Cells were lysed with TEB150 buffer (50 mM HEPES pH 7.4, 150 mM NaCl, 2 mM MgCl2, 5 mM EGTA pH 8.0, 1 mM dithiothreitol, 0.5% Triton X–100, 10% glycerol, 1 mM Na3VO4, 1 μM microcystin–LR and protease/phosphatase inhibitor cocktail). Lysates from mouse prostates were prepared by homogenizing mouse prostates in modified RIPA buffer (20 mM Tris–HCl pH 7.4, 150 mM NaCl, 1% NP-40, 5 mM EDTA and protease/phosphatase inhibitor cocktail). Insoluble material was removed by centrifugation. Proteins were resolved by SDS-PAGE and transferred to polyvinylidene difluoride membranes. Membranes were blocked with 5% non-fat milk in phosphate-buffered saline and then probed with the appropriate primary antibody in 5% non-fat milk overnight at 4 °C [AMPKα, phospho-AMPKα (Thr172), Bax, cleaved PARP, cleaved caspase-3, Hexokinase 2, ATG5, ATG7, Beclin 1, ULK1, and LC3-II from Cell Signaling; β Tubulin (G-8) and Bcl-2 (N-19) from Santa Cruz Biotechnology; AR for IHC from Millipore and AR for Western blot from Santa Cruz; and LC3 (M115–3) from MBL International Corporation]. Subsequently, membranes were washed in phosphate-buffered saline with 0.3% Tween 20, and incubated with secondary antibody conjugated to horseradish peroxidase. Proteins were visualized by enhanced chemiluminescence.

Immunohistochemistry (IHC)

All immunohistochemical analyses were conducted as previously described (Wang et al., 2009). The following antibodies were used: HK2, cleaved caspase-3, p-AMPK(Thr172), and LC3B (LC3II) from Cell Signaling; Ki-67 from Thermo Scientific; AR from Millipore.

Plasmids and viral transfections

pQCXIP-GFP-LC3 was constructed by inserting GFP-LC3 into BamH1 and EcoRI restriction sites of pQCXIP vector and verified by DNA sequencing. pcDNA-Bcl2 were generated using methods previously described (Deng et al., 2003). All shRNAs were obtained from the BioMedical Genomics Center at The University of Minnesota. These are lentiviral shRNAs and are as follows: human PTEN (TRCN0000002747 and TRCN0000002749), human ULK1 (TRCN0000000835 and TRCN0000000836), human AMPK (TRCN0000000857 and TRCN0000000858), human Bax (TRCN0000033470 and TRCN0000033471), HK2 (TRCN0000037670 and TRCN0000037673 for human; TRCN0000012545 and TRCN0000012546 for mouse), human ATG5 (TRCN0000151963 and TRCN0000150645), human ATG7 (TRCN0000007584 and TRCN0000007585), human Beclin1 (TRCN0000033549 and TRCN0000033552), and human p70SRK (TRCN0000022904 and TRCN0000022907). The negative control vector was the pLKO.1 vector backbones that has no hairpin insert. shRNA-encoding plasmids were co-transfected with envelope and packaging plasmids (VSVG, REV and pMDL) into actively growing HEK-293 T cells using the calcium phosphate transfection method. Virus-containing supernatants were collected 36 h after transfection, centrifuged to remove cell debris and filtered to eliminate cells. The target cells were infected in the presence of 8 μg/ml polybrene. Cells were selected with 8 μg/ml puromycin 24 h later to generate stable cell lines and knockdown efficiency was confirmed by immunoblotting.

Statistical analyses

Statistical comparisons were analyzed by ANOVA (greater than two groups) or Student's t test (two groups only) with Graphad Prism (v.5).
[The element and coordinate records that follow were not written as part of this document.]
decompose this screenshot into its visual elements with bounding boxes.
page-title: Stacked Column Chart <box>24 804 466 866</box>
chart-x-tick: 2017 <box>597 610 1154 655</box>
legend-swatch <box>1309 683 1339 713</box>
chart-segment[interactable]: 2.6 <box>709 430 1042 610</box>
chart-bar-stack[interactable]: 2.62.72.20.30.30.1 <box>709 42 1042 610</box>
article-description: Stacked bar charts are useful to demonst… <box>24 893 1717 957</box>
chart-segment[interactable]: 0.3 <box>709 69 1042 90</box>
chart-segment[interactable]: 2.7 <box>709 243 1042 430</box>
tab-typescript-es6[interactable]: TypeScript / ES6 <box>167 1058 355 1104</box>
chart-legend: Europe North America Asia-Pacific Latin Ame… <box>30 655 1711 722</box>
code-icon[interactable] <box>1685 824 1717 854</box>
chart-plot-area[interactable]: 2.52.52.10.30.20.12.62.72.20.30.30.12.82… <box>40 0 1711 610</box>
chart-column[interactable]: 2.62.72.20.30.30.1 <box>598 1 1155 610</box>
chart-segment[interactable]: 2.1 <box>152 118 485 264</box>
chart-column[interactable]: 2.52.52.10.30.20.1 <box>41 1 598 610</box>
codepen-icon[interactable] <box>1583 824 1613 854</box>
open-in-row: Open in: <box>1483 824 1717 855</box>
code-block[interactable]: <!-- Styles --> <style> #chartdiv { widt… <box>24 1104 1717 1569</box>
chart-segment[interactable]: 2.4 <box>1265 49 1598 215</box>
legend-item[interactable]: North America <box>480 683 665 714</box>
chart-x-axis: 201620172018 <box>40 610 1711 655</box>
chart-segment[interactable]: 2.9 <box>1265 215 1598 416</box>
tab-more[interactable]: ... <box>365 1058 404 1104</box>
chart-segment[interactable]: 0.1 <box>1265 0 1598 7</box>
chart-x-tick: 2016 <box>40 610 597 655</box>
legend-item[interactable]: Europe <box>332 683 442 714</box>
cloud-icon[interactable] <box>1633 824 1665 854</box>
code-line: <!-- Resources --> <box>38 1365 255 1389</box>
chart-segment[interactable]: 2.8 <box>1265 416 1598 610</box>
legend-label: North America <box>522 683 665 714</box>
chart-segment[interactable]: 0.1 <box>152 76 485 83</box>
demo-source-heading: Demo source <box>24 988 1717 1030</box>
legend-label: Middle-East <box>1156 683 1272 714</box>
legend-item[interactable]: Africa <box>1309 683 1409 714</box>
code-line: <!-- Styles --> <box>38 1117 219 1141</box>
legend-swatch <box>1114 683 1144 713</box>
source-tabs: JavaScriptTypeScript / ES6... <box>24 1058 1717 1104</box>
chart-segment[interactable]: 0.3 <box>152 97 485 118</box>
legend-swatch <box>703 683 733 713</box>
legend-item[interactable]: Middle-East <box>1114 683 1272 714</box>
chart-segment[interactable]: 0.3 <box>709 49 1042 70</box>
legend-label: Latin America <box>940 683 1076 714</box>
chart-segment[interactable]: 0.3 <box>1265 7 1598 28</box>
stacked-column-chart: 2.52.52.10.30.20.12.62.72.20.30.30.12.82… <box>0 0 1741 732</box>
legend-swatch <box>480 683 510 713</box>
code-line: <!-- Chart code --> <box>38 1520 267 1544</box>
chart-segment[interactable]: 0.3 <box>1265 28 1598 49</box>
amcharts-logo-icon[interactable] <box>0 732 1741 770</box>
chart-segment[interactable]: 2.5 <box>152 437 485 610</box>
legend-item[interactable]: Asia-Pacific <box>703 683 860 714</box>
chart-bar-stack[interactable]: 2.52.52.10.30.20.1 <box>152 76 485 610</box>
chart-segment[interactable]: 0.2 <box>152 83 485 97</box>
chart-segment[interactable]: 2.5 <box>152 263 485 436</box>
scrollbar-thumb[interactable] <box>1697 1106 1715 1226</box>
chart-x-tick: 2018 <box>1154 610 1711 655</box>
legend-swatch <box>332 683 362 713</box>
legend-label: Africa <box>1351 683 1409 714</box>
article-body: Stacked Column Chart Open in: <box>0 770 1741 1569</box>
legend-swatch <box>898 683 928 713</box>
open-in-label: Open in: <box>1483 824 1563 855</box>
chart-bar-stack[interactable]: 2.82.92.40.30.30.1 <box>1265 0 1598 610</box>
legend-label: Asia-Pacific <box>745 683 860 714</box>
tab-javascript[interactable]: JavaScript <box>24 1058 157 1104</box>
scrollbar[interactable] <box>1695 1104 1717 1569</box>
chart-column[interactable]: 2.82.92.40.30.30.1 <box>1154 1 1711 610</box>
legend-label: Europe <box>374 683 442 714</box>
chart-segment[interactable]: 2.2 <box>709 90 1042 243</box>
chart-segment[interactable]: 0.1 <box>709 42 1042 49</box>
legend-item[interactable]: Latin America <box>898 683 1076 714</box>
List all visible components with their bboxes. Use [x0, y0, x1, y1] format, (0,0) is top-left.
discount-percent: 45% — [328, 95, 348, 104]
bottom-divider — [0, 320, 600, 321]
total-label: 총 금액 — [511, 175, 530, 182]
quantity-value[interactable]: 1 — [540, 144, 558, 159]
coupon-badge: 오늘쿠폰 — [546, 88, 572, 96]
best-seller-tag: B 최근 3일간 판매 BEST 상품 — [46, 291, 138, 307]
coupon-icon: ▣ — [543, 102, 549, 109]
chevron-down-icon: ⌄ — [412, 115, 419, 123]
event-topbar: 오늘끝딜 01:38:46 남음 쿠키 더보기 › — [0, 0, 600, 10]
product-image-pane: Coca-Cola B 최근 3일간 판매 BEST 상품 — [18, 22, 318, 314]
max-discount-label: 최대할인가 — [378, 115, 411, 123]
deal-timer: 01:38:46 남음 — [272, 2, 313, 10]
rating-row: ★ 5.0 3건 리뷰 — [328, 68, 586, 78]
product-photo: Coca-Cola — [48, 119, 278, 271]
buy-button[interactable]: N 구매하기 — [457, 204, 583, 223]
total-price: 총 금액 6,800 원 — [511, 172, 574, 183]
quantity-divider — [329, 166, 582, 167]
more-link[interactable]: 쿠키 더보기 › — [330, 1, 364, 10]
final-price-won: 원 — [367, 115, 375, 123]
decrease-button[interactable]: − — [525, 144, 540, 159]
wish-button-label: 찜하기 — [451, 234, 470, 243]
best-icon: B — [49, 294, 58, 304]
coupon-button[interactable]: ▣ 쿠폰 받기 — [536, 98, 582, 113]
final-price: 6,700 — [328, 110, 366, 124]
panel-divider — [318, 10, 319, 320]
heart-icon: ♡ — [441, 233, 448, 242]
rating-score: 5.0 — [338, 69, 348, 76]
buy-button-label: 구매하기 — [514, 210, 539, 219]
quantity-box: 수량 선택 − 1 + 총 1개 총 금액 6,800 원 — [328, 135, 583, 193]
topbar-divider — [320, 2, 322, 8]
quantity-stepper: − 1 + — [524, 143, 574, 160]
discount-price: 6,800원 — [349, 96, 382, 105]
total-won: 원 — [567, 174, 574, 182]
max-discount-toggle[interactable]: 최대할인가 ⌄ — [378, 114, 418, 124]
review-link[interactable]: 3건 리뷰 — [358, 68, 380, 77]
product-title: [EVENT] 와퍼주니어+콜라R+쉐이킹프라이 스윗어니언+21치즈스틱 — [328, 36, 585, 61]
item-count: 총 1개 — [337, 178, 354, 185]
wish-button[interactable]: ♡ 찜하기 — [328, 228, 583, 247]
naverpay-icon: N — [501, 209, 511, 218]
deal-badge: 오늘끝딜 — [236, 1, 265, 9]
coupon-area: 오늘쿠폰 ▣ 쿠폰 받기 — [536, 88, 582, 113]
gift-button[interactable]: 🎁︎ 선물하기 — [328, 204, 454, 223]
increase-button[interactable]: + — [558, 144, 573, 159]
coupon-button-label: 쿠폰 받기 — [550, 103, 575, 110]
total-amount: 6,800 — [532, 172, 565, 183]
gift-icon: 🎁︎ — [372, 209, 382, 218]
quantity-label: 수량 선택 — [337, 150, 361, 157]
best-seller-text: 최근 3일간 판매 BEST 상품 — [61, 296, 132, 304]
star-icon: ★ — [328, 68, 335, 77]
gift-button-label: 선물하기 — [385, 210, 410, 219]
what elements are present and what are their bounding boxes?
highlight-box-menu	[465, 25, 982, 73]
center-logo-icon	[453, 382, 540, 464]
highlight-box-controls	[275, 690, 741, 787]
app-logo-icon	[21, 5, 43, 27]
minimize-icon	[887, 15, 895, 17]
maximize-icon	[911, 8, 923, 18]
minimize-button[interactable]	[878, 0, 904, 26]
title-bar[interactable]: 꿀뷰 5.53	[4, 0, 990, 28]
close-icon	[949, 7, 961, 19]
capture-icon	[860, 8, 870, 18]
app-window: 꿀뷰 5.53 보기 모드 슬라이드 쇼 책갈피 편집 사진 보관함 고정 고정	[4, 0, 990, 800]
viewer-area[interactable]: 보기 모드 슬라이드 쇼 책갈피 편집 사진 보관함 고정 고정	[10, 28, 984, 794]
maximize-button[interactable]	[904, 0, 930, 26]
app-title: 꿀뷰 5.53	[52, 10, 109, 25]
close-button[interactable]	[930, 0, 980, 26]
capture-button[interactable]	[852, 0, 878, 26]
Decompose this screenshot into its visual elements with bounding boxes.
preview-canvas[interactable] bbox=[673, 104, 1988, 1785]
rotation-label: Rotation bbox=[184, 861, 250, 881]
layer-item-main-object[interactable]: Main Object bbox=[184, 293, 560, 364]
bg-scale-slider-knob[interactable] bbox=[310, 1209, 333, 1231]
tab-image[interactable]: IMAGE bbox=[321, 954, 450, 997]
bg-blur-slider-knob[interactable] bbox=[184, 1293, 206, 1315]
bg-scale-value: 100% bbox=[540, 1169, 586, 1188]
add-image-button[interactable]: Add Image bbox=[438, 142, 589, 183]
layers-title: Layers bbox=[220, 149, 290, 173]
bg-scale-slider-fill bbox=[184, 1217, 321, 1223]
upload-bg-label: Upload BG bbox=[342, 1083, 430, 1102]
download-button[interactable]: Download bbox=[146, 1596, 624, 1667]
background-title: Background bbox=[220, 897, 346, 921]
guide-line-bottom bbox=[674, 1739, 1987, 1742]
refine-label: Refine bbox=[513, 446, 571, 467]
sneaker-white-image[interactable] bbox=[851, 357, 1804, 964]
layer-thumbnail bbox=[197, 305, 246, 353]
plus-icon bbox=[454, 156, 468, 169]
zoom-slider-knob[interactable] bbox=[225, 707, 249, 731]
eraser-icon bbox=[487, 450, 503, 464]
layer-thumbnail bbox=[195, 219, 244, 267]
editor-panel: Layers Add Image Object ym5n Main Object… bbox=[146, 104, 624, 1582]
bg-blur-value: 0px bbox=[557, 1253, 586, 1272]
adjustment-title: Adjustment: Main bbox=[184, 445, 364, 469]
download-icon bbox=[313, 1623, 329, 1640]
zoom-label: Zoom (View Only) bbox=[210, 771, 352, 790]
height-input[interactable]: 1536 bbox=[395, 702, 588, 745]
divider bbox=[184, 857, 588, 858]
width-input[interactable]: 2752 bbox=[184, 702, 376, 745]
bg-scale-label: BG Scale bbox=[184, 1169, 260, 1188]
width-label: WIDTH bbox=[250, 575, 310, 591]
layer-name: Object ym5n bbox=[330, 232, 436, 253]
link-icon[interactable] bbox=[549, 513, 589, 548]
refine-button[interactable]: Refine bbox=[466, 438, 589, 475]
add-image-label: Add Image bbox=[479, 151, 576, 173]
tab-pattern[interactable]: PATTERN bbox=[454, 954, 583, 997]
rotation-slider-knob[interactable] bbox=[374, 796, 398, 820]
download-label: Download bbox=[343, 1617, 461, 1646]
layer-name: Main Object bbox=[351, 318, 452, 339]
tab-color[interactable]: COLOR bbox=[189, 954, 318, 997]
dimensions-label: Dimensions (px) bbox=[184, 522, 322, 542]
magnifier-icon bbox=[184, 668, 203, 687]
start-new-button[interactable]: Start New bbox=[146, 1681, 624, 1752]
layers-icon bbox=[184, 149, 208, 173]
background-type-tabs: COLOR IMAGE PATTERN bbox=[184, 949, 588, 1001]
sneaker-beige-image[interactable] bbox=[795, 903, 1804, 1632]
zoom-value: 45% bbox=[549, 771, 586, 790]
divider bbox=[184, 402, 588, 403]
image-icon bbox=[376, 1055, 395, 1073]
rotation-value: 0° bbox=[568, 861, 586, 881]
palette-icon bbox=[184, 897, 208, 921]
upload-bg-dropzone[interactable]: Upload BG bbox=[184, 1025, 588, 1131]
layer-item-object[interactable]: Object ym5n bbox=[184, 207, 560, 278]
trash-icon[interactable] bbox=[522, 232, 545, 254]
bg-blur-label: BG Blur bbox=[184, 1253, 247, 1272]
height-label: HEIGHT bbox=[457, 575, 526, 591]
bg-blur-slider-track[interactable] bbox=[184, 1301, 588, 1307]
The difference in survival is determined by log-rank test. Data are expressed as means ± SEM. Statistical significances were accepted at p < 0.05.

Author contributions

L. W. performed therapeutic studies for animals, hematoxylin and eosin staining, and immunohistochemistry on tumor samples. J.W. performed cell culture and tumor xenograft studies. H.X., F.W., C.J., Y.Z. X.G., H.W and SM helped with the cell culture and animal experiments, and generated data or provided reagents. F.W. also performed bioinformatics analyses. J.L. provided conceptual advices, assisted with the design of animal experiments and data intepretation, and edited the manuscript. Y.D. conceived the project, designed the experiments, analyzed and interpreted the data, wrote and edited the manuscript.

Disclosure of potential conflicts of interest

No potential conflicts of interest were disclosed.